Other startup-friendly AI policies to watch during the 2024-2029 European Commission mandate include the introduction of a Cloud and AI Development Act to accelerate data centre construction and increase compute capacity; an Apply AI Strategy to enhance new industrial applications of AI and improve public services; the establishment of the European AI Research Council to consolidate AI R&D resources; and an updated Data Strategy to enable more extensive data sharing among businesses.
Digital regulation - including the AI Act - is set to be streamlined as part of the competitiveness drive. Copy link
Concerns have mounted that difficulties with navigating the EU’s complex web of overlapping regulation could dissuade SMEs in particular from starting and scaling in the EU. This is likely to include better clarification of how potentially overlapping legislation - such as the AI Act and the GDPR - interact with each other, and some simplification or harmonisation of the compliance obligations across digital legislation for startups and mid-caps.
Timelines Copy link
February 2025: AI practices deemed to hold "unacceptable risk" become prohibited, and general provisions (e.g., requirements on businesses relating to ‘AI literacy’) will apply.
May 2025: The finalised Codes of Practice expected to be published.
2 August 2025: Obligations on developers of ‘general-purpose’ AI systems will come into force, and the EU’s review of amendments to the list of prohibited AI practices will be completed.
2 August 2025: Member States must designate national competent authorities to monitor the implementation of the Act in each jurisdiction.
By June 2026: The deadline by which the Copyright Directive must be reviewed, which could see the legislation reopened to include provisions on the interaction between generative AI and copyright law.

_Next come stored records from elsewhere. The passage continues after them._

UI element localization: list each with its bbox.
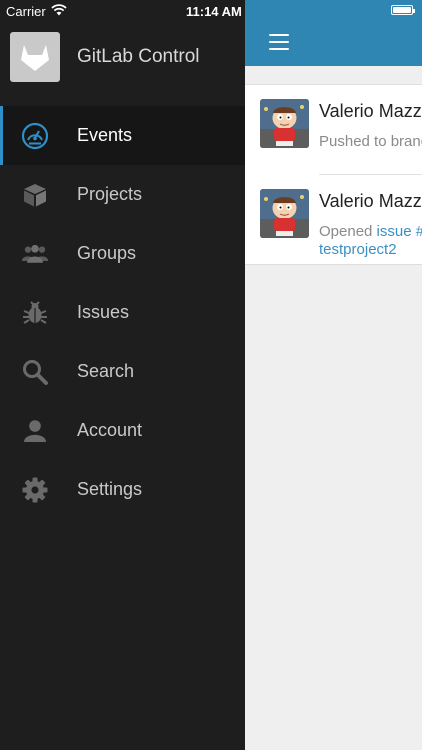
- menu-label-events: Events: [77, 125, 133, 145]
- project-link[interactable]: testproject2: [319, 241, 397, 258]
- gear-icon: [21, 476, 49, 504]
- box-icon: [21, 181, 49, 209]
- menu-item-search[interactable]: Search: [0, 342, 245, 401]
- event-row[interactable]: Valerio Mazz Opened issue # testproject2: [260, 174, 422, 264]
- issue-link[interactable]: issue #: [377, 223, 422, 240]
- avatar: [260, 99, 309, 148]
- menu-item-issues[interactable]: Issues: [0, 283, 245, 342]
- event-row[interactable]: Valerio Mazz Pushed to branc: [245, 85, 422, 174]
- event-description: Opened issue # testproject2: [319, 223, 422, 259]
- event-author: Valerio Mazz: [319, 191, 422, 211]
- app-title: GitLab Control: [77, 46, 200, 67]
- menu-item-settings[interactable]: Settings: [0, 460, 245, 519]
- menu-label-projects: Projects: [77, 184, 143, 204]
- status-bar-left: Carrier: [6, 3, 67, 19]
- app-header: GitLab Control: [10, 30, 245, 84]
- group-icon: [21, 240, 49, 268]
- menu-label-issues: Issues: [77, 302, 130, 322]
- menu-label-search: Search: [77, 361, 135, 381]
- menu-label-account: Account: [77, 420, 143, 440]
- gitlab-logo-icon: [10, 32, 60, 82]
- user-icon: [21, 417, 49, 445]
- menu-item-projects[interactable]: Projects: [0, 165, 245, 224]
- menu-item-events[interactable]: Events: [0, 106, 245, 165]
- battery-icon: [391, 5, 415, 15]
- hamburger-menu-icon[interactable]: [269, 34, 289, 50]
- dashboard-gauge-icon: [21, 122, 49, 150]
- events-panel: Valerio Mazz Pushed to branc Valerio Maz…: [245, 0, 422, 750]
- event-description: Pushed to branc: [319, 133, 422, 150]
- menu-label-groups: Groups: [77, 243, 137, 263]
- menu-item-account[interactable]: Account: [0, 401, 245, 460]
- event-description-text: Opened: [319, 223, 377, 240]
- navigation-menu: Events Projects Groups Issues Search Acc…: [0, 106, 245, 519]
- navigation-bar: [245, 0, 422, 66]
- avatar: [260, 189, 309, 238]
- menu-label-settings: Settings: [77, 479, 143, 499]
- event-author: Valerio Mazz: [319, 101, 422, 121]
- side-menu: Carrier 11:14 AM GitLab Control Events P…: [0, 0, 245, 750]
- bug-icon: [21, 299, 49, 327]
- carrier-label: Carrier: [6, 3, 46, 19]
- status-time: 11:14 AM: [186, 4, 242, 19]
- search-icon: [21, 358, 49, 386]
- menu-item-groups[interactable]: Groups: [0, 224, 245, 283]
- wifi-icon: [51, 3, 67, 19]
- event-list: Valerio Mazz Pushed to branc Valerio Maz…: [245, 84, 422, 265]
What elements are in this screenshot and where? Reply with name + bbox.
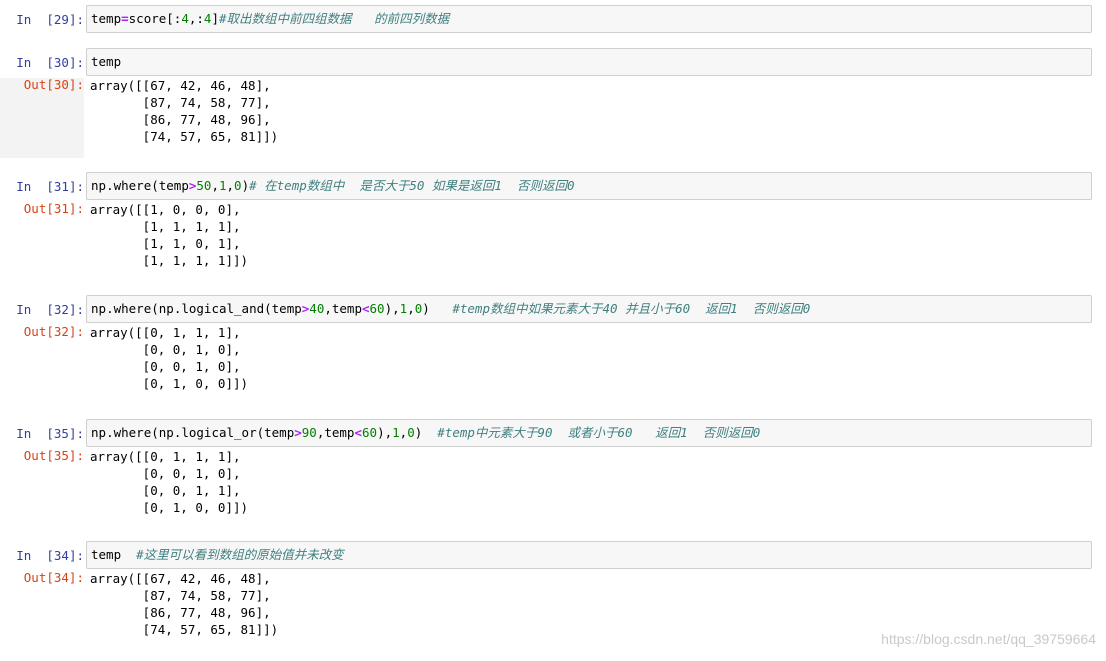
notebook-cell[interactable]: In [30]: temp Out[30]: array([[67, 42, 46, … bbox=[0, 48, 1106, 158]
code-comment: #取出数组中前四组数据 的前四列数据 bbox=[218, 11, 450, 26]
code-token: 40 bbox=[309, 301, 325, 316]
code-comment: #temp数组中如果元素大于40 并且小于60 返回1 否则返回0 bbox=[452, 301, 811, 316]
code-line: temp bbox=[91, 55, 121, 69]
code-comment: #这里可以看到数组的原始值并未改变 bbox=[136, 547, 344, 562]
code-token: np bbox=[91, 301, 107, 316]
code-input[interactable]: np.where(np.logical_or(temp>90,temp<60),… bbox=[86, 419, 1092, 447]
code-token: 1 bbox=[218, 178, 227, 193]
code-token: ), bbox=[377, 425, 393, 440]
out-prompt: Out[32]: bbox=[23, 324, 84, 339]
code-token: , bbox=[226, 178, 235, 193]
code-token: ,temp bbox=[324, 301, 362, 316]
code-comment: #temp中元素大于90 或者小于60 返回1 否则返回0 bbox=[437, 425, 761, 440]
notebook-cell[interactable]: In [35]: np.where(np.logical_or(temp>90,t… bbox=[0, 419, 1106, 523]
output-text: array([[67, 42, 46, 48], [87, 74, 58, 77… bbox=[90, 571, 279, 637]
out-prompt: Out[34]: bbox=[23, 570, 84, 585]
code-token: where(np bbox=[113, 301, 174, 316]
output-text: array([[0, 1, 1, 1], [0, 0, 1, 0], [0, 0… bbox=[90, 325, 249, 391]
code-token: where(temp bbox=[113, 178, 189, 193]
input-area: In [29]: temp=score[:4,:4]#取出数组中前四组数据 的前四… bbox=[0, 5, 1106, 35]
input-area: In [34]: temp #这里可以看到数组的原始值并未改变 bbox=[0, 541, 1106, 571]
code-token: ), bbox=[384, 301, 400, 316]
code-token: 60 bbox=[362, 425, 378, 440]
code-line: temp=score[:4,:4]#取出数组中前四组数据 的前四列数据 bbox=[91, 12, 449, 26]
out-prompt: Out[30]: bbox=[23, 77, 84, 92]
output-area: Out[30]: array([[67, 42, 46, 48], [87, 74… bbox=[0, 77, 1106, 158]
code-line: np.where(temp>50,1,0)# 在temp数组中 是否大于50 如… bbox=[91, 179, 575, 193]
code-token: < bbox=[362, 301, 370, 316]
code-token: ) bbox=[422, 301, 453, 316]
input-area: In [30]: temp bbox=[0, 48, 1106, 78]
code-token: , bbox=[407, 301, 415, 316]
code-token: . bbox=[106, 425, 114, 440]
code-token: ,: bbox=[188, 11, 204, 26]
notebook-cell[interactable]: In [34]: temp #这里可以看到数组的原始值并未改变 Out[34]: ar… bbox=[0, 541, 1106, 645]
code-token: temp bbox=[91, 547, 137, 562]
code-token: ,temp bbox=[316, 425, 355, 440]
code-token: where(np bbox=[113, 425, 174, 440]
code-token: 90 bbox=[301, 425, 317, 440]
code-token: = bbox=[121, 11, 129, 26]
out-prompt: Out[35]: bbox=[23, 448, 84, 463]
code-token: np bbox=[91, 178, 107, 193]
code-token: ) bbox=[414, 425, 438, 440]
code-input[interactable]: temp #这里可以看到数组的原始值并未改变 bbox=[86, 541, 1092, 569]
notebook-cell[interactable]: In [31]: np.where(temp>50,1,0)# 在temp数组中 … bbox=[0, 172, 1106, 276]
code-line: temp #这里可以看到数组的原始值并未改变 bbox=[91, 548, 344, 562]
notebook-cell[interactable]: In [32]: np.where(np.logical_and(temp>40,… bbox=[0, 295, 1106, 399]
code-token: 0 bbox=[234, 178, 242, 193]
notebook-cell[interactable]: In [29]: temp=score[:4,:4]#取出数组中前四组数据 的前四… bbox=[0, 5, 1106, 35]
code-token: . bbox=[106, 178, 114, 193]
output-area: Out[31]: array([[1, 0, 0, 0], [1, 1, 1, 1… bbox=[0, 202, 1106, 276]
code-token: 1 bbox=[392, 425, 400, 440]
output-text: array([[0, 1, 1, 1], [0, 0, 1, 0], [0, 0… bbox=[90, 449, 249, 515]
in-prompt: In [30]: bbox=[16, 55, 84, 70]
code-token: 50 bbox=[196, 178, 212, 193]
in-prompt: In [35]: bbox=[16, 426, 84, 441]
code-token: 0 bbox=[407, 425, 415, 440]
code-token: 60 bbox=[369, 301, 385, 316]
in-prompt: In [31]: bbox=[16, 179, 84, 194]
code-token: , bbox=[211, 178, 219, 193]
code-token: np bbox=[91, 425, 107, 440]
code-token: > bbox=[294, 425, 302, 440]
output-text: array([[1, 0, 0, 0], [1, 1, 1, 1], [1, 1… bbox=[90, 202, 249, 268]
code-line: np.where(np.logical_or(temp>90,temp<60),… bbox=[91, 426, 760, 440]
code-token: temp bbox=[91, 11, 122, 26]
code-token: ] bbox=[211, 11, 219, 26]
code-input[interactable]: np.where(temp>50,1,0)# 在temp数组中 是否大于50 如… bbox=[86, 172, 1092, 200]
code-token: < bbox=[354, 425, 362, 440]
in-prompt: In [29]: bbox=[16, 12, 84, 27]
code-line: np.where(np.logical_and(temp>40,temp<60)… bbox=[91, 302, 810, 316]
code-input[interactable]: np.where(np.logical_and(temp>40,temp<60)… bbox=[86, 295, 1092, 323]
in-prompt: In [32]: bbox=[16, 302, 84, 317]
output-text: array([[67, 42, 46, 48], [87, 74, 58, 77… bbox=[90, 78, 279, 144]
code-token: ) bbox=[241, 178, 250, 193]
code-token: temp bbox=[91, 54, 122, 69]
output-area: Out[35]: array([[0, 1, 1, 1], [0, 0, 1, 0… bbox=[0, 449, 1106, 523]
code-token: . bbox=[106, 301, 114, 316]
output-area: Out[32]: array([[0, 1, 1, 1], [0, 0, 1, 0… bbox=[0, 325, 1106, 399]
code-token: logical_or(temp bbox=[181, 425, 295, 440]
code-input[interactable]: temp bbox=[86, 48, 1092, 76]
code-input[interactable]: temp=score[:4,:4]#取出数组中前四组数据 的前四列数据 bbox=[86, 5, 1092, 33]
out-prompt: Out[31]: bbox=[23, 201, 84, 216]
code-token: 4 bbox=[181, 11, 189, 26]
input-area: In [32]: np.where(np.logical_and(temp>40,… bbox=[0, 295, 1106, 325]
code-token: score[: bbox=[128, 11, 182, 26]
watermark: https://blog.csdn.net/qq_39759664 bbox=[881, 631, 1096, 647]
in-prompt: In [34]: bbox=[16, 548, 84, 563]
input-area: In [35]: np.where(np.logical_or(temp>90,t… bbox=[0, 419, 1106, 449]
code-token: logical_and(temp bbox=[181, 301, 302, 316]
code-comment: # 在temp数组中 是否大于50 如果是返回1 否则返回0 bbox=[249, 178, 575, 193]
input-area: In [31]: np.where(temp>50,1,0)# 在temp数组中 … bbox=[0, 172, 1106, 202]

2 August 2026: Obligations for AI systems deemed to be "high-risk" (not including those intended to be used as a safety component of a product) will come into force.
2 August 2026: Deadline for Member States to implement rules on penalties and to establish at least one operational AI regulatory sandbox.
2 August 2026: The AI Office will issue further guidance for providers and deployers on the obligations to inform users when they are iterating with an AI system on this date.
Q4 2025-Q1 2025: AI & Cloud Development Act expected to be introduced.
August 2027: Obligations go into effect for high-risk AI systems that are intended to be used as a safety component of a product.
By the end of 2030: Obligations go into effect for certain AI systems that are components of large-scale IT systems established by EU law in the areas of freedom, security and justice.